The man stroked his beard while he thought about it for a moment. “Okay. I’ll go on this fools’ errand.”
Grady nodded his head and looked at Alex Knasovich and Chris McCormick, the final two, to answer. Both of the men were from Kentucky, but that’s where the similarities ended. Knasovich was a thin, white guy with hard, ropelike muscles who’d been honorably discharged from the Marine Corps after two enlistments when he couldn’t get promoted to staff sergeant, even after two assignments to MARSOC. He was the best sniper at Havoc and he knew it, which added to his swagger. On top of that, he had the pleasant personality trait of being a complete asshole. All the time.
McCormick, on the other hand, was a giant bear of a black man, with bowling ball shoulders and
a barrel chest that made it impossible for him to work on vehicles that weren’t at least raised up on jacks. He’d been in the Army, but hadn’t been through any specialized training besides Airborne School, and he was never assigned to any of the cool-guy units. He was a genius as a mechanic, though, and Grady knew that his skillset would be the most needed in the coming days.
“I’m in,” McCormick stated. “Lord knows I can use the money. My rugrats are both starting football this year and every time I turn around, the team is asking for more money. It’s out of control.”
That only left the sniper. “What about you, Alex? I hear you terrorized Olivia when she asked you to turn over your building pass this morning.” He noted the confused look on the man’s face. “She’s the receptionist in the lobby.”

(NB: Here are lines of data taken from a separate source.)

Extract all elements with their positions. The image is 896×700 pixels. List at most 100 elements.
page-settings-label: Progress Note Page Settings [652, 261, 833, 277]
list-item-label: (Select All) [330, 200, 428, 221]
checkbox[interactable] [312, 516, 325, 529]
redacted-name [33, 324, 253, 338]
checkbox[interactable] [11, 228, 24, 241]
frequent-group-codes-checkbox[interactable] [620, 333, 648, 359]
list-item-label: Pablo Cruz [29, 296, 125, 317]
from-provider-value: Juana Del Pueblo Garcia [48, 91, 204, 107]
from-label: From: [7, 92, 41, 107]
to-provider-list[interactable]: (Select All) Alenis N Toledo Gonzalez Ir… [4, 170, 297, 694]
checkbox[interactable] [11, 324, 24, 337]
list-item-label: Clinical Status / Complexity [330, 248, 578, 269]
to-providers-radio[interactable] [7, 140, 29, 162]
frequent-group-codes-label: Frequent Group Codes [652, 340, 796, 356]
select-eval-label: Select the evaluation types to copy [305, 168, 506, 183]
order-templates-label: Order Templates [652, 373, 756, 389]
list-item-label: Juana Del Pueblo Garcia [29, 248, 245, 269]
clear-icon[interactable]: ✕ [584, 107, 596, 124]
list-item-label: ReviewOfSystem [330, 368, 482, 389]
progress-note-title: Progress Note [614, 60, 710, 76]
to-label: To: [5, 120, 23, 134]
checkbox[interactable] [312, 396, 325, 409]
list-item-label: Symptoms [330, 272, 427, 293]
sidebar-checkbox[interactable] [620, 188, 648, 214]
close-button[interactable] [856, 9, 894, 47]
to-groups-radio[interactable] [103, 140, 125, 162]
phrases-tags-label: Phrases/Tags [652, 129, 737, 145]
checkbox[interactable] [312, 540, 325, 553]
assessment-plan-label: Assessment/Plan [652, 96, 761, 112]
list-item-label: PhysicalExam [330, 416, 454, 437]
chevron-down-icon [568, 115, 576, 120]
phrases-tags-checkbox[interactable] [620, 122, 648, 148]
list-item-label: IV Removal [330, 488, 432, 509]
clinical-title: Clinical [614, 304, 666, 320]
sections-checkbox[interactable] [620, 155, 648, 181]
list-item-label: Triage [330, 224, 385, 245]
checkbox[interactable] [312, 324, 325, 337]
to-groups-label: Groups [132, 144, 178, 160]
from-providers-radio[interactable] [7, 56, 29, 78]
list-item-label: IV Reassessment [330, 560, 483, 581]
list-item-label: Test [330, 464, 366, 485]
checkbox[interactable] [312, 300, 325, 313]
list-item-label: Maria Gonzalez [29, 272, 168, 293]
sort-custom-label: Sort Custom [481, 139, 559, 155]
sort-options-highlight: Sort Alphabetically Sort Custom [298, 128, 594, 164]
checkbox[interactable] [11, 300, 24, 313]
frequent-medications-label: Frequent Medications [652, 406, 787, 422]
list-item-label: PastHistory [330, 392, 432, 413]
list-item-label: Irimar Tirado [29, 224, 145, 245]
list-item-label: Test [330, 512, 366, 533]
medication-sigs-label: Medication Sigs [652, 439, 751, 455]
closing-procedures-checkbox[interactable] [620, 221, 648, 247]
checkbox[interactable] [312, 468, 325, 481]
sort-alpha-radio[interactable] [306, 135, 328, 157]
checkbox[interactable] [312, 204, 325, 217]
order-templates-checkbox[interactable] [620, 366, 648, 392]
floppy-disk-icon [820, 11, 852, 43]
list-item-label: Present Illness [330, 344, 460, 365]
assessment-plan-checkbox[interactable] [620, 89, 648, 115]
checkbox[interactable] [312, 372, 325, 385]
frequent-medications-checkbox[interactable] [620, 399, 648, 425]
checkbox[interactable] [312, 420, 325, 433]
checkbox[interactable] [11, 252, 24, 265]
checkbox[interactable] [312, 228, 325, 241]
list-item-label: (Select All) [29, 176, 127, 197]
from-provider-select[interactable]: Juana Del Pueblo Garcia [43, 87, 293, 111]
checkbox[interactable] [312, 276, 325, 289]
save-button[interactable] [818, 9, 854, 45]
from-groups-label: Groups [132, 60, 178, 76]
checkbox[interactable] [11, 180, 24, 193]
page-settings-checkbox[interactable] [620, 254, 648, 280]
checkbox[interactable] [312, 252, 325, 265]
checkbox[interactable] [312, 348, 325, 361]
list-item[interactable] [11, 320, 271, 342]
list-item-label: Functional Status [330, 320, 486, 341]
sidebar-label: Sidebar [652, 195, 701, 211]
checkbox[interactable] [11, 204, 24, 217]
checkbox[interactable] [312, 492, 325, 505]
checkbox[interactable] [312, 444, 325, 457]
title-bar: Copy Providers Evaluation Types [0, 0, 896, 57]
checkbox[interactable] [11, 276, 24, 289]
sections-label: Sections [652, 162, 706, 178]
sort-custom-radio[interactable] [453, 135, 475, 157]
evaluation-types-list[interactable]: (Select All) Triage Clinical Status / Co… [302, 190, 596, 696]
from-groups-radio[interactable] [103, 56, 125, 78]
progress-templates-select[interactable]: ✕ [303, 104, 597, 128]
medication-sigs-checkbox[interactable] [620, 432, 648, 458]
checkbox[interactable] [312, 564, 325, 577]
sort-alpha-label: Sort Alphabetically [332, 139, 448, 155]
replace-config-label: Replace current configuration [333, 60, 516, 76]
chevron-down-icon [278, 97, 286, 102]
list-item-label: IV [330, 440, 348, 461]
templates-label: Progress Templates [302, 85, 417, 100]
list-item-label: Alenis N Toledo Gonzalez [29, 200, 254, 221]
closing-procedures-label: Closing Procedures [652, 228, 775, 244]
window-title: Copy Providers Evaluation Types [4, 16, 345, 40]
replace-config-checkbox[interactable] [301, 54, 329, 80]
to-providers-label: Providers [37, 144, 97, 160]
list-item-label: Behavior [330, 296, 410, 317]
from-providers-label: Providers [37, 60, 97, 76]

“Ah. That fine split tail with the big rack?”
“You’re a disgusting ass,” Hannah stated.
“You don’t know the half of it,” Alex agreed. “Yeah. As long as I get to shoot somebody, then I’m in.”
Grady looked around the table once more. “So it’s agreed, we’re all in?” Several of them nodded their heads, while one or two simply glared back at him. He passed out the non-disclosures and waited until everyone signed them. Then he glanced at the closed door to the breakroom. The UFAC guys were here to give briefings on all the underground facilities in North Korea, they didn’t know anything beyond that, so he didn’t want to risk them hearing.
“The British government wants revenge for the assassination of Ambassador Kellogg, so they’ve hired us to send a clear message to the North Koreans.” He paused, letting that part sink in. “Our government wants us to assess the validity of Kellogg’s claims of human experimentation. We’re supposed to infiltrate North Korea and collect information, while simultaneously destroying as much infrastructure as possible on behalf of the Brits.”
“Fuck me,” Carmike mumbled.
“Yeah, fuck us, right?” Grady agreed.